ARGENTINA (Pulso) — Thiago Almada pisó suelo argentino en la madrugada del lunes. Viajó desde Madrid tras firmar su contrato en España.
River cerró la operación por una cifra cercana a los 20 millones de euros. El vínculo se extiende por tres años y medio.
El acuerdo incluye una cláusula de recompra a favor del Atlético de Madrid. El monto: 40 millones de euros, ejecutable en los próximos 18 meses.
Almada, de 25 años, es la novena incorporación del club en el mercado actual. Completó la revisión médica en Europa antes de viajar.
Esta tarde realizará su primera práctica en el predio de Ezeiza. El técnico Coudet ya lo incluyó en la nómina para la Copa Sudamericana.
Sin embargo, no estará disponible para el partido del miércoles ante Independiente Santa Fe en Bogotá. Coudet fue directo: «Sería irreal pensar que Thiago pueda jugar a 2.600 metros de altura tras estar de vacaciones».

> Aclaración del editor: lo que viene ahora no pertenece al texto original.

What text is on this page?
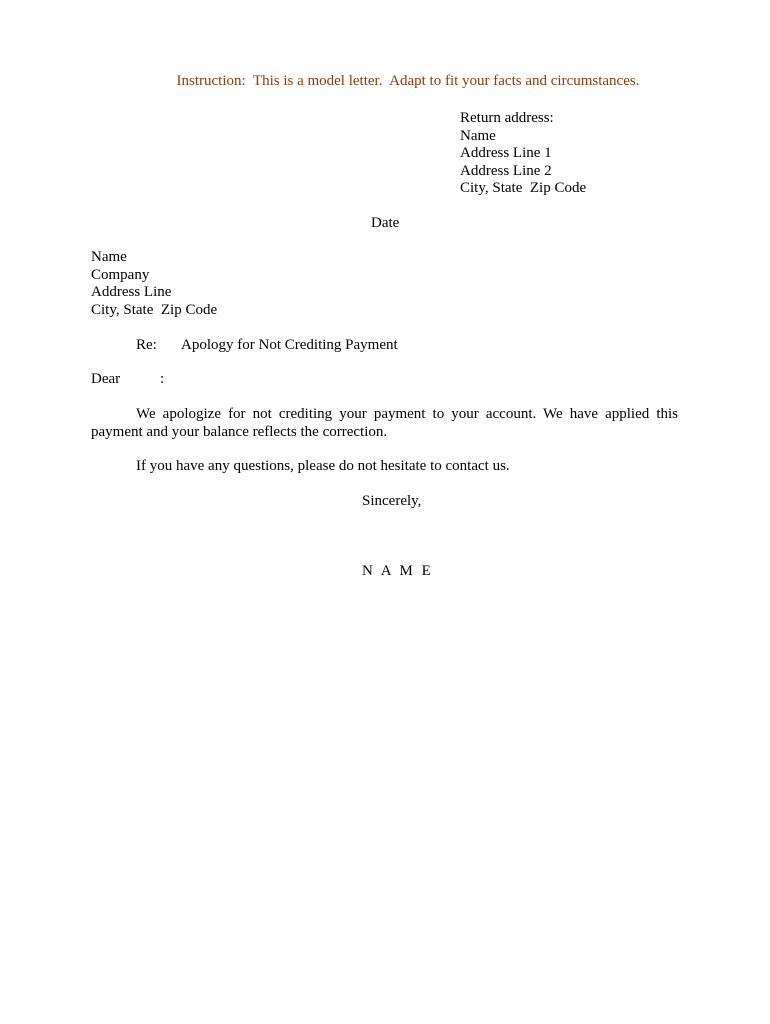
Instruction:  This is a model letter.  Adapt to fit your facts and circumstances.
Return address:
Name
Address Line 1
Address Line 2
City, State  Zip Code
Date
Name
Company
Address Line
City, State  Zip Code
Re: Apology for Not Crediting Payment
Dear	:
We apologize for not crediting your payment to your account. We have applied this payment and your balance reflects the correction.
If you have any questions, please do not hesitate to contact us.
Sincerely,
N A M E
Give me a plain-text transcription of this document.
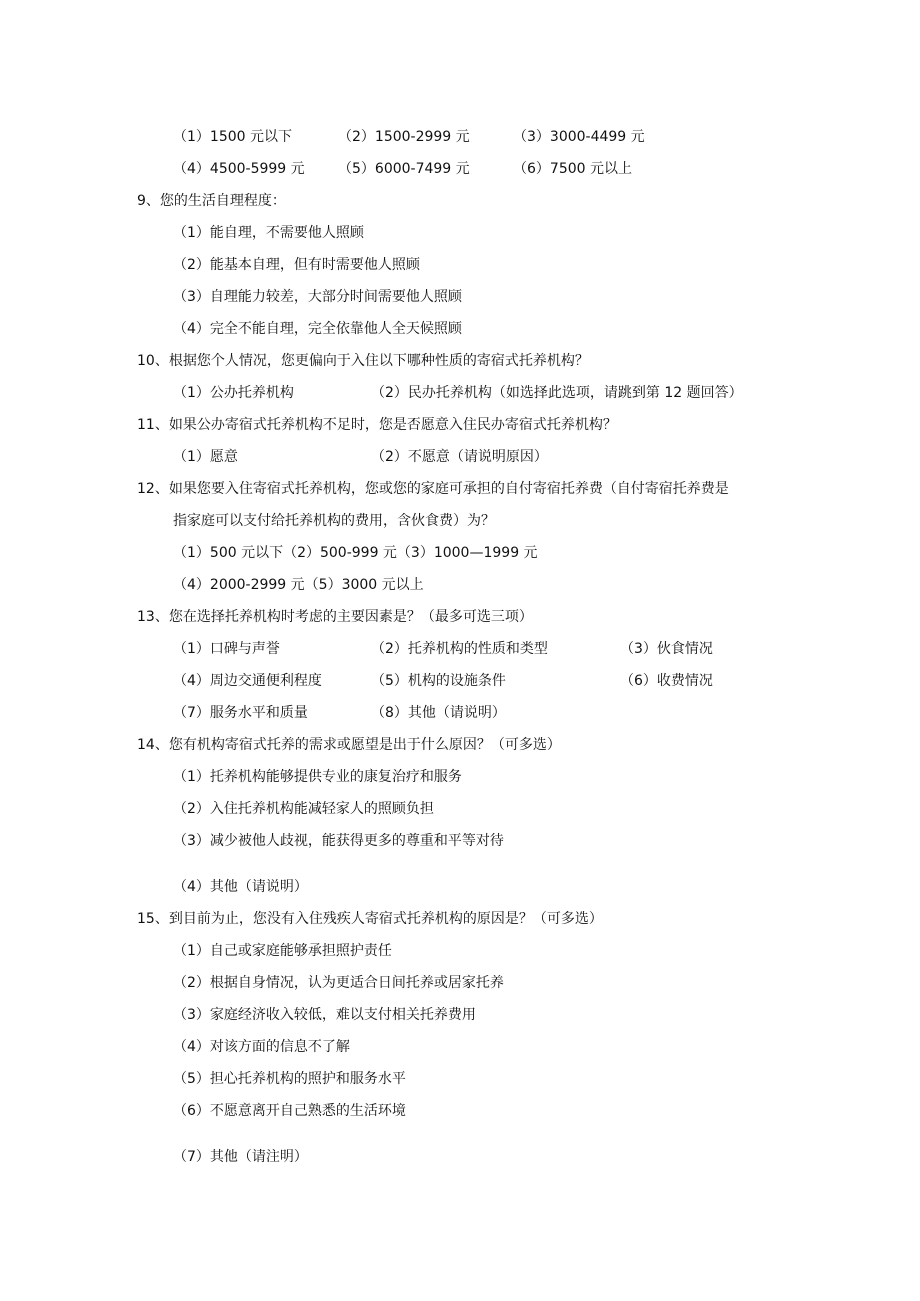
（1）1500 元以下	（2）1500-2999 元	（3）3000-4499 元
（4）4500-5999 元 （5）6000-7499 元	（6）7500 元以上
9、您的生活自理程度：
（1）能自理，不需要他人照顾
（2）能基本自理，但有时需要他人照顾
（3）自理能力较差，大部分时间需要他人照顾
（4）完全不能自理，完全依靠他人全天候照顾
10、根据您个人情况，您更偏向于入住以下哪种性质的寄宿式托养机构？
（1）公办托养机构	（2）民办托养机构（如选择此选项，请跳到第 12 题回答）
11、如果公办寄宿式托养机构不足时，您是否愿意入住民办寄宿式托养机构？
（1）愿意	（2）不愿意（请说明原因）
12、如果您要入住寄宿式托养机构，您或您的家庭可承担的自付寄宿托养费（自付寄宿托养费是
指家庭可以支付给托养机构的费用，含伙食费）为？
（1）500 元以下（2）500-999 元（3）1000—1999 元
（4）2000-2999 元（5）3000 元以上
13、您在选择托养机构时考虑的主要因素是？（最多可选三项）
（1）口碑与声誉	（2）托养机构的性质和类型	（3）伙食情况
（4）周边交通便利程度	（5）机构的设施条件	（6）收费情况
（7）服务水平和质量	（8）其他（请说明）
14、您有机构寄宿式托养的需求或愿望是出于什么原因？（可多选）
（1）托养机构能够提供专业的康复治疗和服务
（2）入住托养机构能减轻家人的照顾负担
（3）减少被他人歧视，能获得更多的尊重和平等对待
（4）其他（请说明）
15、到目前为止，您没有入住残疾人寄宿式托养机构的原因是？（可多选）
（1）自己或家庭能够承担照护责任
（2）根据自身情况，认为更适合日间托养或居家托养
（3）家庭经济收入较低，难以支付相关托养费用
（4）对该方面的信息不了解
（5）担心托养机构的照护和服务水平
（6）不愿意离开自己熟悉的生活环境
（7）其他（请注明）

El cuerpo técnico apunta al domingo frente a Argentinos, en el Monumental, como fecha objetivo para su debut.
Su último partido oficial fue el 12 de julio, en cuartos de final ante Suiza. Lleva casi un mes sin competencia.
El contexto en River es urgente. El equipo acumula cuatro derrotas en el Clausura, fue eliminado de la Copa Argentina y atraviesa su peor racha reciente.
La llegada de Almada es la apuesta más costosa del ciclo Coudet. El club necesita resultados rápidos; el mediocampista necesita ritmo. La ecuación tiene plazos cortos y exigencia alta.